Pol Pot Biography

Pol Pot Biography
Full Name: Mr. Saloth Sar
Date of Birth: May 19, 1928
Place of Birth: Kompong Thom province, Cambodia
Died: April 15, 1998
Place of Death: Cambodia-Thailand border near Anlong Veng
Classification: Leaders & Revolutionaries


As a child, the young Saloth Sar, as Pol Pot was originally named, lived well off of his father, who was a wealthy land owner more than he was a farmer. Pol Pot in Cambodian literally means Politique Potentielle, in French, or Potential Politics – a form of extreme communism in which Pot religiously believed and changed his name to match. Pol, his brother, sister, and a cousin were favored be the Kingdom Monivong, which entitled them to some privileges not bestowed upon other Cambodian families. While living in the royal palace for a time, he witnessed what feudalistic power was dealt. During this time, Pol Pot attended various French language schools, but was either not bright enough or simply did not try to pass his classes. When he failed at earning his diploma and later becoming a monk, his family sent him to France to study, where he also failed academically. Politics struck his fancy and he joined the French Communist Party in the early 1950s. Following, he gained some military know-how in Yugoslavia before returning to Cambodia.

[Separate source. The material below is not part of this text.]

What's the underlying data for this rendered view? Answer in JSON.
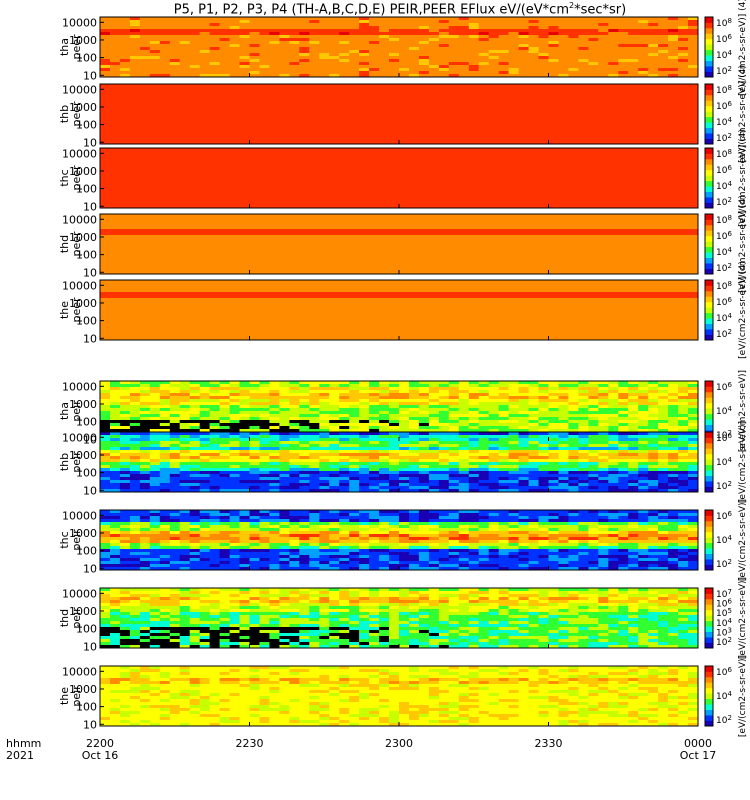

By the early 1960s, Pol Pot began teaching in a private school in Phnom Penh and began a leadership role in Cambodia’s Communist Party. When he visited China, he saw how the Cultural Revolution controlled and affected the entire country. With support from the Communist government there, he went back to Cambodia and with an ignited fervor to bring Cambodia to utopian standards – a naïve ideology that became his obsession.

In the Cambodian coup of 1970, which was in support of American involvement in the country, the Khmer Rouge (or Cambodian Communists) began attacking the Cambodian army. When the U.S. began bombing other parts of the country, Cambodia began distrusting their supposed American allies. The Khmer Rouge’s popularity grew rapidly and before anyone could realize it, Pol Pot and his army had taken the capital. Pol Pot became the country’s decisive ruler, and thereafter began the torturing, murdering, and near genocide of his own people. By sending inhabitants of the city into forced labor camps, or communes, disease, starvation, and death became the norm. The country’s economy plummeted and the society became depressed and repressed.